Kuliah Bebas Biaya? Terapkan Sistem Islam

Oleh: Nur Purnama I. P, SE 
(pegiat literasi)

Suara mahasiswa di beberapa daerah mulai menggema. Menyuarakan aspirasi diri terhadap nasib perkuliahan di tengah pandemik. Orang tua terdampak secara ekonomi, materi kuliah harus diakses secara online dan Uang Kuliah Tunggal (UKT) tetap harus ditunaikan. (okezone.com, 18/06/2020; bantennews.co.id, 22/06/2020)

Tak ada kenaikan UKT di tengah pandemi, maupun empat skema keringanan pembayaran UKT yang ditawarkan, tak cukup menghibur hati. Termasuk pengalokasian dana Rp 1 triliun dari Kemendikbud untuk meringankan beban UKT sehingga mahasiswa masih bisa lulus, masih bisa melanjutkan sekolah, dan tidak rentan drop out pun belum mampu menjadi solusi. Karena untuk mendapatkan bantuan Dana UKT mahasiswa tersebut, ada sejumlah kriteria yang disyaratkan. 

Di antara kriteria tersebut mencakup kepastian status orangtua mahasiswa yang memang mengalami kendala finansial sehingga tak mampu membayar UKT. Kemudian juga bukan termasuk mahasiswa yang sedang dibiayai oleh program KIP Kuliah atau beasiswa lainnya. Selanjutnya, Dana Bantuan UKT ini  diperuntukkan bagi mahasiswa PTS dan PTN yang sedang menjalankan semester 3, 5, dan 7 pada tahun 2020. Di mana, penambahan jumlah penerima Dana Bantuan UKT akan diberikan sebanyak 410.000 mahasiswa (terutama Perguruan Tinggi Swasta). (Kompas.com, 21/06/2020)

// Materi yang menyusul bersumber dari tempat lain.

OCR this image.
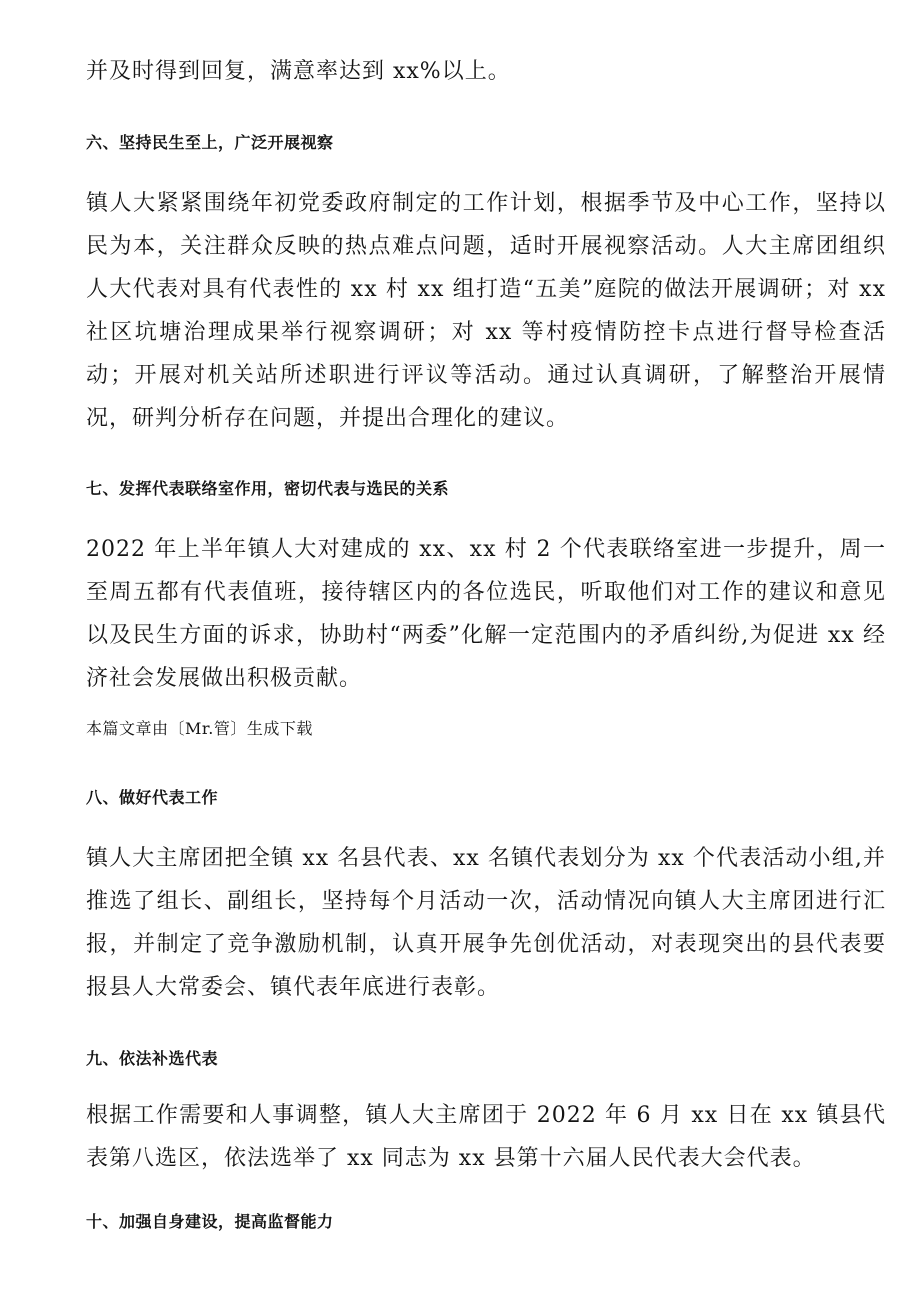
并及时得到回复，满意率达到 xx%以上。

六、坚持民生至上，广泛开展视察

镇人大紧紧围绕年初党委政府制定的工作计划，根据季节及中心工作，坚持以民为本，关注群众反映的热点难点问题，适时开展视察活动。人大主席团组织人大代表对具有代表性的 xx 村 xx 组打造“五美”庭院的做法开展调研；对 xx 社区坑塘治理成果举行视察调研；对 xx 等村疫情防控卡点进行督导检查活动；开展对机关站所述职进行评议等活动。通过认真调研，了解整治开展情况，研判分析存在问题，并提出合理化的建议。

七、发挥代表联络室作用，密切代表与选民的关系

2022 年上半年镇人大对建成的 xx、xx 村 2 个代表联络室进一步提升，周一至周五都有代表值班，接待辖区内的各位选民，听取他们对工作的建议和意见以及民生方面的诉求，协助村“两委”化解一定范围内的矛盾纠纷,为促进 xx 经济社会发展做出积极贡献。

本篇文章由〔Mr.管〕生成下载

八、做好代表工作

镇人大主席团把全镇 xx 名县代表、xx 名镇代表划分为 xx 个代表活动小组,并推选了组长、副组长，坚持每个月活动一次，活动情况向镇人大主席团进行汇报，并制定了竞争激励机制，认真开展争先创优活动，对表现突出的县代表要报县人大常委会、镇代表年底进行表彰。

九、依法补选代表

根据工作需要和人事调整，镇人大主席团于 2022 年 6 月 xx 日在 xx 镇县代表第八选区，依法选举了 xx 同志为 xx 县第十六届人民代表大会代表。

十、加强自身建设，提高监督能力
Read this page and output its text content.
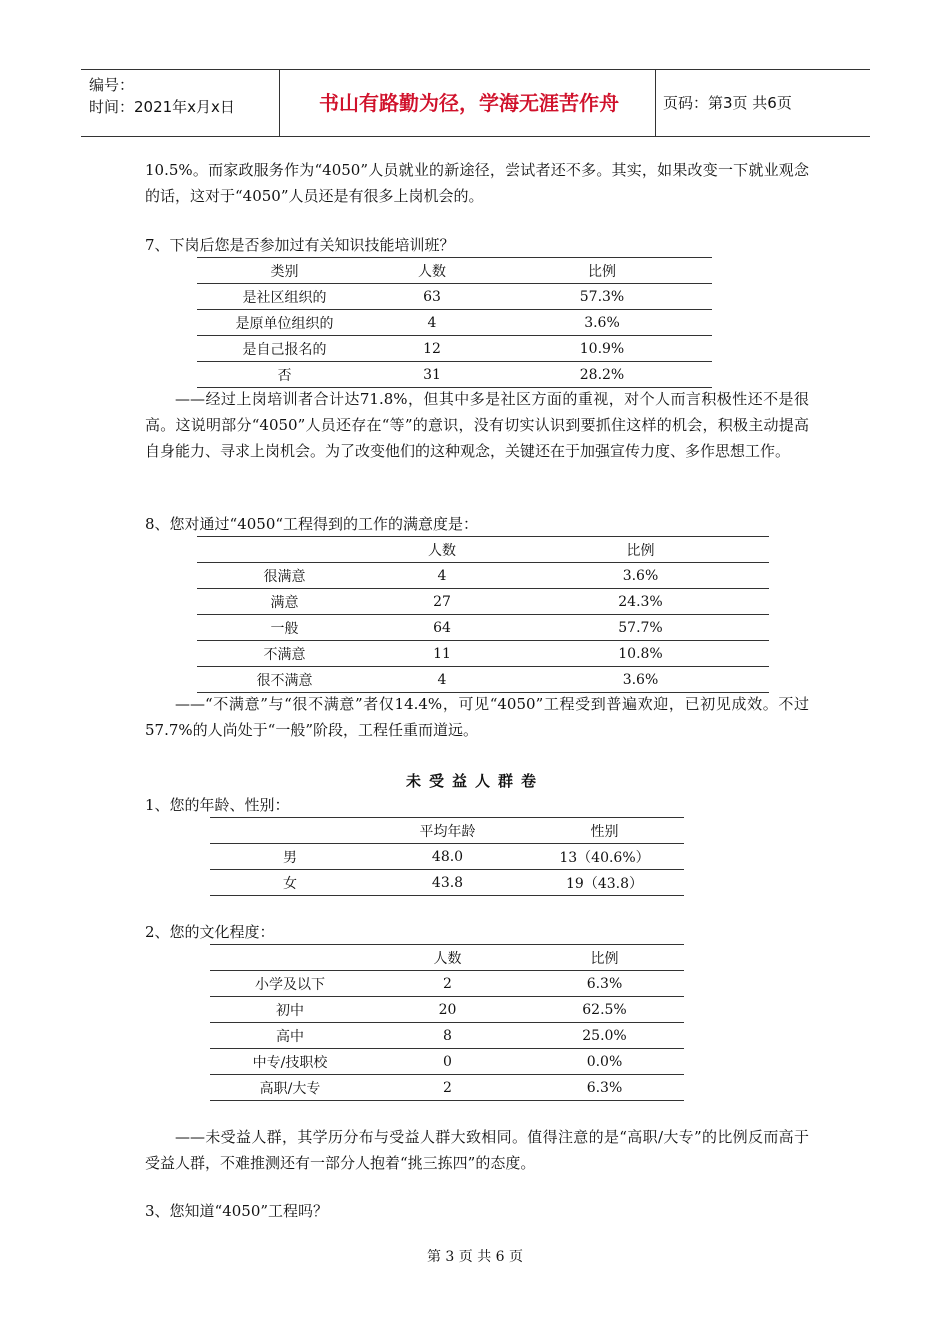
编号：
时间：2021年x月x日	书山有路勤为径，学海无涯苦作舟	页码：第3页 共6页
10.5%。而家政服务作为“4050”人员就业的新途径，尝试者还不多。其实，如果改变一下就业观念的话，这对于“4050”人员还是有很多上岗机会的。
7、下岗后您是否参加过有关知识技能培训班？
类别	人数	比例
是社区组织的	63	57.3%
是原单位组织的	4	3.6%
是自己报名的	12	10.9%
否	31	28.2%
——经过上岗培训者合计达71.8%，但其中多是社区方面的重视，对个人而言积极性还不是很高。这说明部分“4050”人员还存在“等”的意识，没有切实认识到要抓住这样的机会，积极主动提高自身能力、寻求上岗机会。为了改变他们的这种观念，关键还在于加强宣传力度、多作思想工作。
8、您对通过“4050“工程得到的工作的满意度是：
	人数	比例
很满意	4	3.6%
满意	27	24.3%
一般	64	57.7%
不满意	11	10.8%
很不满意	4	3.6%
——“不满意”与“很不满意”者仅14.4%，可见“4050”工程受到普遍欢迎，已初见成效。不过57.7%的人尚处于“一般”阶段，工程任重而道远。
未受益人群卷
1、您的年龄、性别：
	平均年龄	性别
男	48.0	13（40.6%）
女	43.8	19（43.8）
2、您的文化程度：
	人数	比例
小学及以下	2	6.3%
初中	20	62.5%
高中	8	25.0%
中专/技职校	0	0.0%
高职/大专	2	6.3%
——未受益人群，其学历分布与受益人群大致相同。值得注意的是“高职/大专”的比例反而高于受益人群，不难推测还有一部分人抱着“挑三拣四”的态度。
3、您知道“4050”工程吗？
第 3 页 共 6 页
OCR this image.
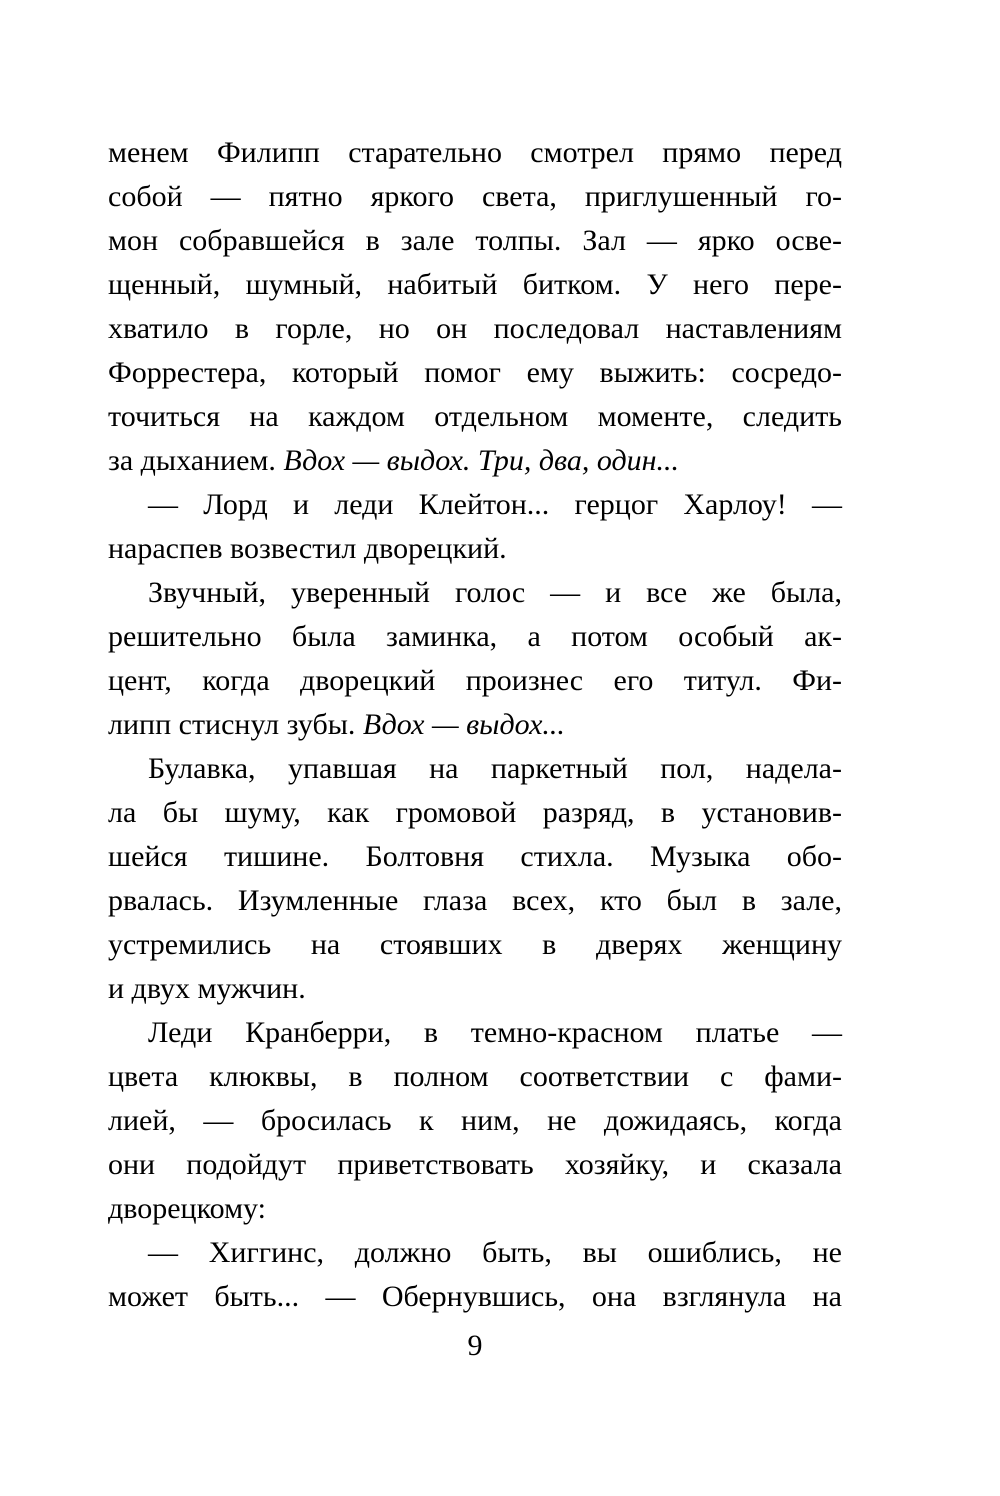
менем Филипп старательно смотрел прямо перед
собой — пятно яркого света, приглушенный го-
мон собравшейся в зале толпы. Зал — ярко осве-
щенный, шумный, набитый битком. У него пере-
хватило в горле, но он последовал наставлениям
Форрестера, который помог ему выжить: сосредо-
точиться на каждом отдельном моменте, следить
за дыханием. Вдох — выдох. Три, два, один...
— Лорд и леди Клейтон... герцог Харлоу! —
нараспев возвестил дворецкий.
Звучный, уверенный голос — и все же была,
решительно была заминка, а потом особый ак-
цент, когда дворецкий произнес его титул. Фи-
липп стиснул зубы. Вдох — выдох...
Булавка, упавшая на паркетный пол, надела-
ла бы шуму, как громовой разряд, в установив-
шейся тишине. Болтовня стихла. Музыка обо-
рвалась. Изумленные глаза всех, кто был в зале,
устремились на стоявших в дверях женщину
и двух мужчин.
Леди Кранберри, в темно-красном платье —
цвета клюквы, в полном соответствии с фами-
лией, — бросилась к ним, не дожидаясь, когда
они подойдут приветствовать хозяйку, и сказала
дворецкому:
— Хиггинс, должно быть, вы ошиблись, не
может быть... — Обернувшись, она взглянула на
9
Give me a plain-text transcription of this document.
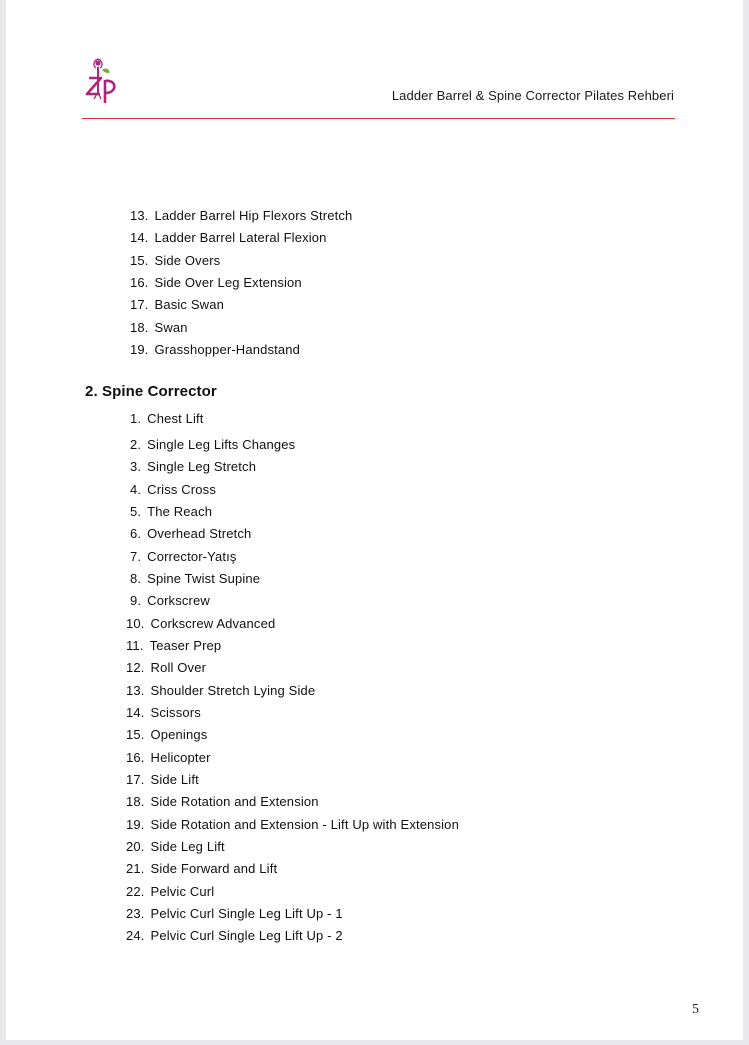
Ladder Barrel & Spine Corrector Pilates Rehberi
13. Ladder Barrel Hip Flexors Stretch
14. Ladder Barrel Lateral Flexion
15. Side Overs
16. Side Over Leg Extension
17. Basic Swan
18. Swan
19. Grasshopper-Handstand
2. Spine Corrector
1. Chest Lift
2. Single Leg Lifts Changes
3. Single Leg Stretch
4. Criss Cross
5. The Reach
6. Overhead Stretch
7. Corrector-Yatış
8. Spine Twist Supine
9. Corkscrew
10. Corkscrew Advanced
11. Teaser Prep
12. Roll Over
13. Shoulder Stretch Lying Side
14. Scissors
15. Openings
16. Helicopter
17. Side Lift
18. Side Rotation and Extension
19. Side Rotation and Extension - Lift Up with Extension
20. Side Leg Lift
21. Side Forward and Lift
22. Pelvic Curl
23. Pelvic Curl Single Leg Lift Up - 1
24. Pelvic Curl Single Leg Lift Up - 2
5
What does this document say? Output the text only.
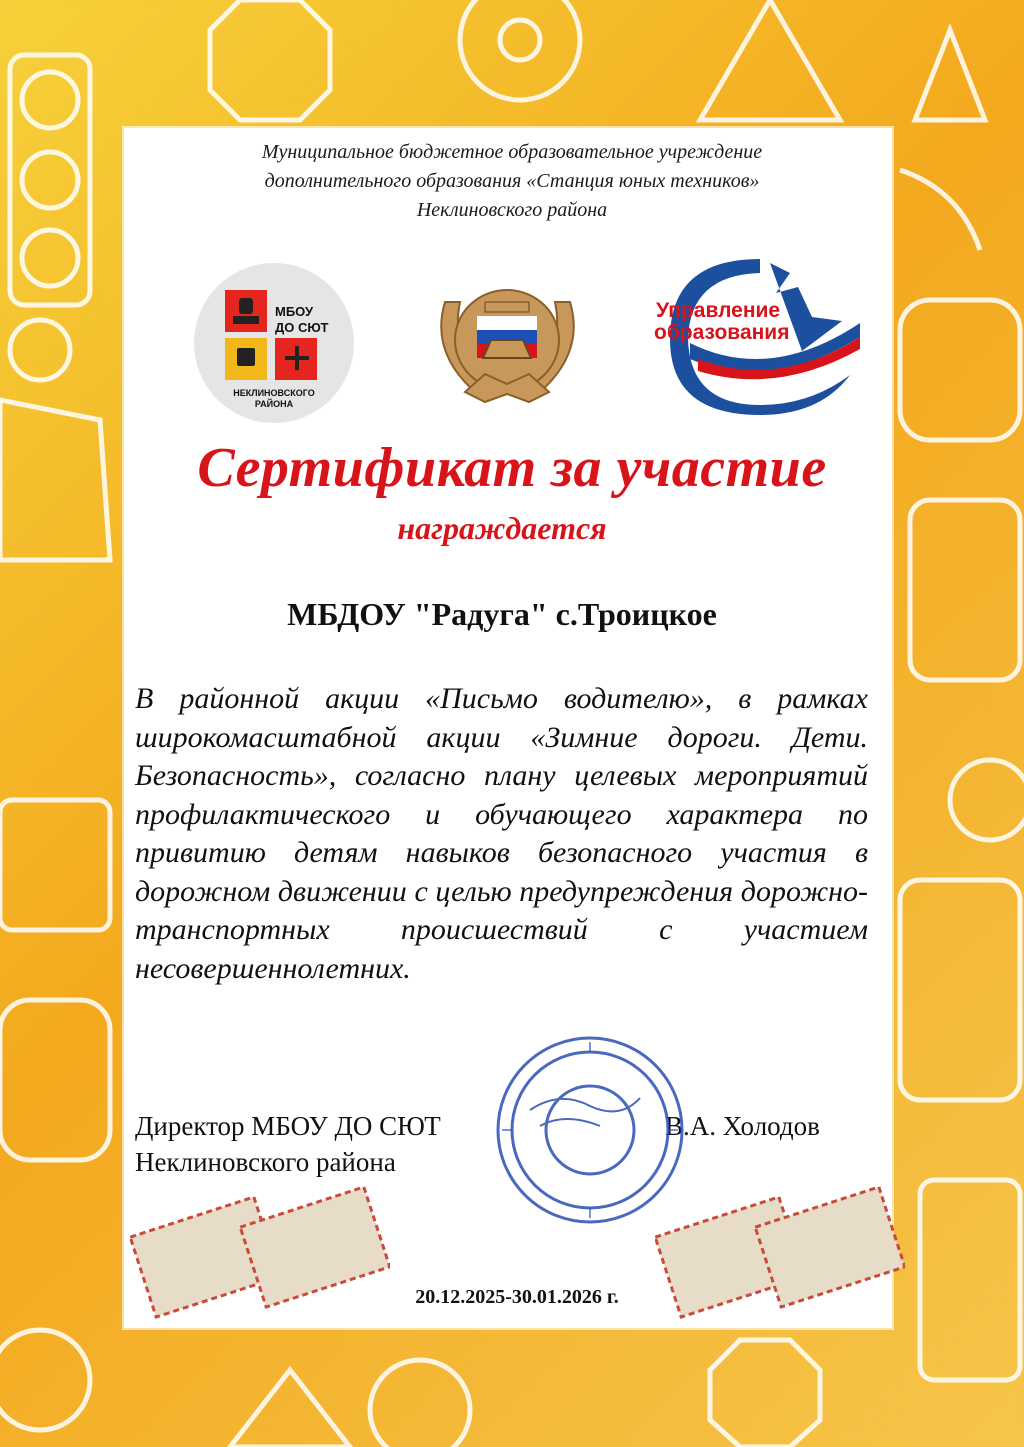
Муниципальное бюджетное образовательное учреждение
дополнительного образования «Станция юных техников»
Неклиновского района
МБОУ
ДО СЮТ
НЕКЛИНОВСКОГО
РАЙОНА
Управление
образования
Сертификат за участие
награждается
МБДОУ "Радуга" с.Троицкое
В районной акции «Письмо водителю», в рамках широкомасштабной акции «Зимние дороги. Дети. Безопасность», согласно плану целевых мероприятий профилактического и обучающего характера по привитию детям навыков безопасного участия в дорожном движении с целью предупреждения дорожно-транспортных происшествий с участием несовершеннолетних.
Директор МБОУ ДО СЮТ
Неклиновского района
В.А. Холодов
20.12.2025-30.01.2026 г.
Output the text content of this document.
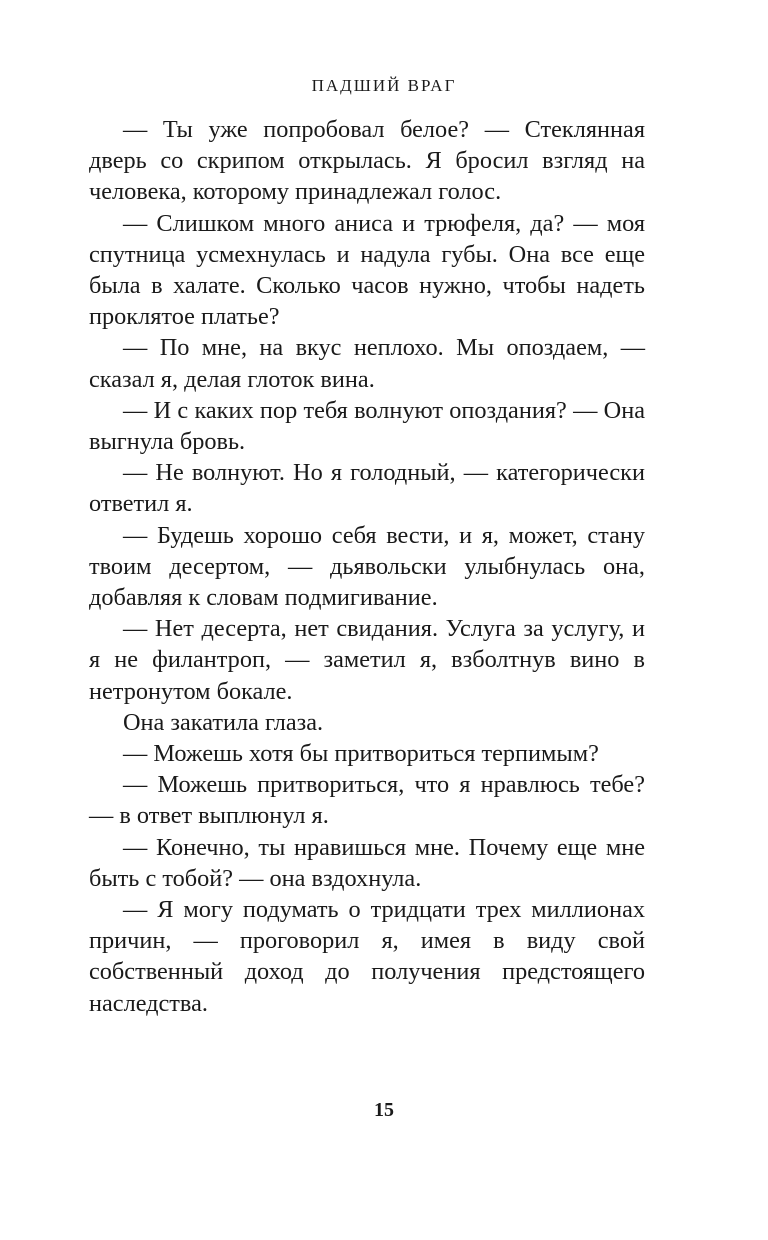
ПАДШИЙ ВРАГ

— Ты уже попробовал белое? — Стеклянная дверь со скрипом открылась. Я бросил взгляд на человека, которому принадлежал голос.

— Слишком много аниса и трюфеля, да? — моя спутница усмехнулась и надула губы. Она все еще была в халате. Сколько часов нужно, чтобы надеть проклятое платье?

— По мне, на вкус неплохо. Мы опоздаем, — сказал я, делая глоток вина.

— И с каких пор тебя волнуют опоздания? — Она выгнула бровь.

— Не волнуют. Но я голодный, — категорически ответил я.

— Будешь хорошо себя вести, и я, может, стану твоим десертом, — дьявольски улыбнулась она, добавляя к словам подмигивание.

— Нет десерта, нет свидания. Услуга за услугу, и я не филантроп, — заметил я, взболтнув вино в нетронутом бокале.

Она закатила глаза.

— Можешь хотя бы притвориться терпимым?

— Можешь притвориться, что я нравлюсь тебе? — в ответ выплюнул я.

— Конечно, ты нравишься мне. Почему еще мне быть с тобой? — она вздохнула.

— Я могу подумать о тридцати трех миллионах причин, — проговорил я, имея в виду свой собственный доход до получения предстоящего наследства.

15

Padahal kita pun bisa melihat, kondisi pandemik ini menghantam berbagai lini dari masyarakat, tak terkecuali. Sementara dari persyaratan tersebut, tak mencakup semua personal peserta didik perkuliahan. Karena memang demikianlah paradigma berpikir dalam sistem yang bercokol di negara kita saat ini. Sistem Kapitalis-Sekuler mengebiri hak rakyat sesungguhnya untuk mengenyam pendidikan secara baik, tepat dan mudah. Mengapa demikian?

Perlu kita memahami lebih dulu bahwa ada fakta yang harus kita ketahui. Dalam membangun kepribadian dan mentalitas sebuah masyarakat dalam negara, keberadaan sebuah sistem hidup bernama ideologi, menjadi asas dan landasan yang memegang peranan penting. Karena ideologi adalah sebuah aturan hidup (way of life) yang menjadi nilai dasar bagi kehidupan individu, masyarakat dan negara.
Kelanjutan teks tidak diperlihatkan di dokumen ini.